Time flies when you are busy having some fun! My family visited earlier this month and we went to the mountains, on a scenic train ride, and to the famous Seaside Beach where Goonies was filmed. Brian and I went to a concert at the Gorge Amphitheater and camped out for a night thanks to my wonderful generous friend, Nicole, saw Phish, hippies, and beautiful scenery. Also going to school, plus a little food poisoning in there at the beginning of it all has made for an interesting summer. It has mostly all been nice, albeit busy summer. I would like to think I had enough time to write ahead of time and post when thing were a little too hectic, but it is obvious that did not work. I hope you did not miss me too much:). I think I can make it up to all of you with some awesome recipes, savory and sweet! Today some tips and tricks will do to stat thing off again.
I have been in my baking and pastry class for seven weeks now, I have learned quite a few wonderful things. It has taught me the how to’s, do’s and don’t, tips and tricks of the basic pastry world.
So far my favorite has been the croissants. And to be quite honest, they are as hard to make as they seem to be. One mistake and your toast, they will not come out right. It took two days of class, which is $350, to learn the perfect way to croissant making, if that tells you anything. I have been brainstorming a way to do an online tutorial, but we will have to see how that goes. Before I started school, I tried making them at home by myself, and was not as successful as I would like to have been. There is a learning curve and a few hands on tricks to help smooth out the process. I would never discourage people to try them though, so good luck! We will have to see if it makes it online. Maybe a hands on class might be the ticket. It would be a lot easier, and only a plane flight away for some of you!

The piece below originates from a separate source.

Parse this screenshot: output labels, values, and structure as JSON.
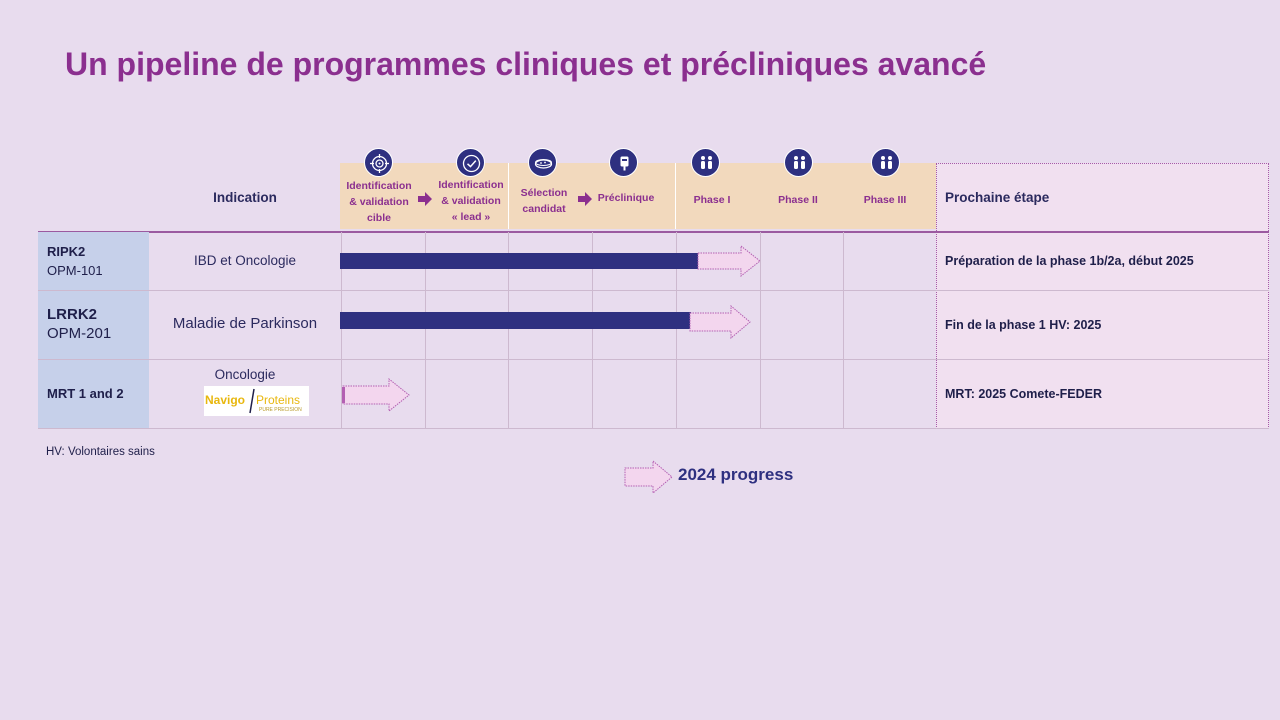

I cannot really say what my next favorite would be, because I have loved everything I have made and eaten. My favorite aspect of the class is all of the knowledge, information, and science behind the ingredients. It takes time to teach yourself the things you pay these chefs to teach you. Their knowledge and experience is what I am paying for, and this chef is giving me my monies worth. Some of this knowledge would come in time, but the tips he gives me are priceless and will save me a lot of grief in the years to come should I choose to work in the industry.
A few tips…
1. You can reheat stale bread ONCE, and only ONCE. Heat it to 140 in your oven for ten minutes, or toaster oven, and it will seem like fresh baked bread one more time.

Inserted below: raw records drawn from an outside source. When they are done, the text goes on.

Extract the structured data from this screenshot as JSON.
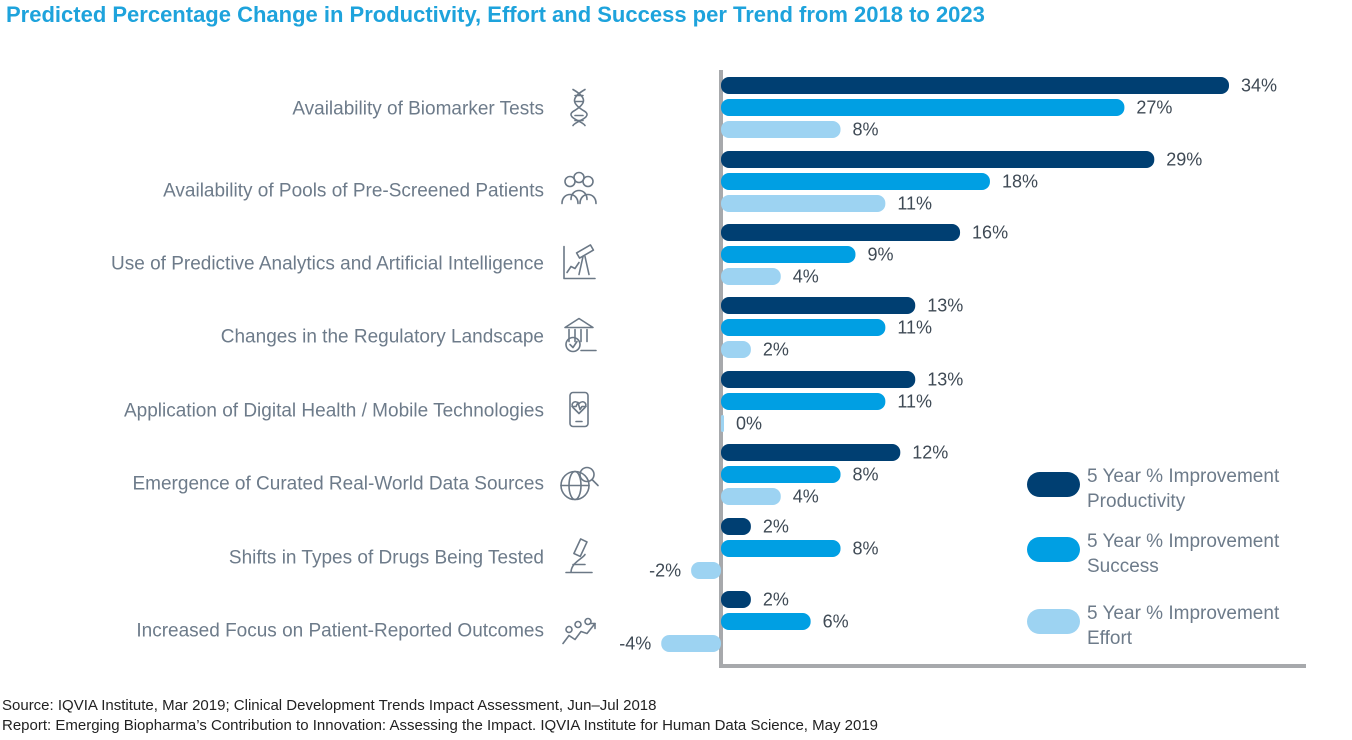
{
  "chart_data": {
    "type": "bar",
    "orientation": "horizontal",
    "title": "Predicted Percentage Change in Productivity, Effort and Success per Trend from 2018 to 2023",
    "categories": [
      "Availability of Biomarker Tests",
      "Availability of Pools of Pre-Screened Patients",
      "Use of Predictive Analytics and Artificial Intelligence",
      "Changes in the Regulatory Landscape",
      "Application of Digital Health / Mobile Technologies",
      "Emergence of Curated Real-World Data Sources",
      "Shifts in Types of Drugs Being Tested",
      "Increased Focus on Patient-Reported Outcomes"
    ],
    "icons": [
      "dna-icon",
      "people-group-icon",
      "telescope-chart-icon",
      "regulatory-building-icon",
      "mobile-health-icon",
      "globe-search-icon",
      "microscope-icon",
      "patient-trend-icon"
    ],
    "series": [
      {
        "name": "5 Year % Improvement Productivity",
        "color": "#003f72",
        "values": [
          34,
          29,
          16,
          13,
          13,
          12,
          2,
          2
        ],
        "labels": [
          "34%",
          "29%",
          "16%",
          "13%",
          "13%",
          "12%",
          "2%",
          "2%"
        ]
      },
      {
        "name": "5 Year % Improvement Success",
        "color": "#009fe3",
        "values": [
          27,
          18,
          9,
          11,
          11,
          8,
          8,
          6
        ],
        "labels": [
          "27%",
          "18%",
          "9%",
          "11%",
          "11%",
          "8%",
          "8%",
          "6%"
        ]
      },
      {
        "name": "5 Year % Improvement Effort",
        "color": "#9dd3f2",
        "values": [
          8,
          11,
          4,
          2,
          0,
          4,
          -2,
          -4
        ],
        "labels": [
          "8%",
          "11%",
          "4%",
          "2%",
          "0%",
          "4%",
          "-2%",
          "-4%"
        ]
      }
    ],
    "legend": [
      {
        "line1": "5 Year % Improvement",
        "line2": "Productivity",
        "color": "#003f72"
      },
      {
        "line1": "5 Year % Improvement",
        "line2": "Success",
        "color": "#009fe3"
      },
      {
        "line1": "5 Year % Improvement",
        "line2": "Effort",
        "color": "#9dd3f2"
      }
    ],
    "legend_position": "right",
    "xlim": [
      -4,
      34
    ],
    "grid": false
  },
  "source": {
    "line1": "Source: IQVIA Institute, Mar 2019; Clinical Development Trends Impact Assessment, Jun–Jul 2018",
    "line2": "Report: Emerging Biopharma’s Contribution to Innovation: Assessing the Impact. IQVIA Institute for Human Data Science, May 2019"
  },
  "colors": {
    "title": "#1ea3dc",
    "axis": "#a7a9ac",
    "label": "#6d7b8a"
  }
}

2. If you are using baking soda in a recipe, bake it as soon as you are finished with the recipe batch. Once baking soda is moistened it begins to release gasses. So get it in the appropriate baking vessel and bake it asap. Or you will end up with flat muffins, flat scones, or flat bread. And that is not “good eats” as Alton Brown would say.
3. If the recipe calls for room temp ingredients, do not ignore it, it is there for a reason. An do not try to warm you butter in the microwave, it does not work. A proofing box does work, but who has one of those at home? I know I don’t.
4. For room temp eggs, place in a luke warm water bath.
5. Don’t skip the salt in your sweet recipes, it is there for a reason. Trust me.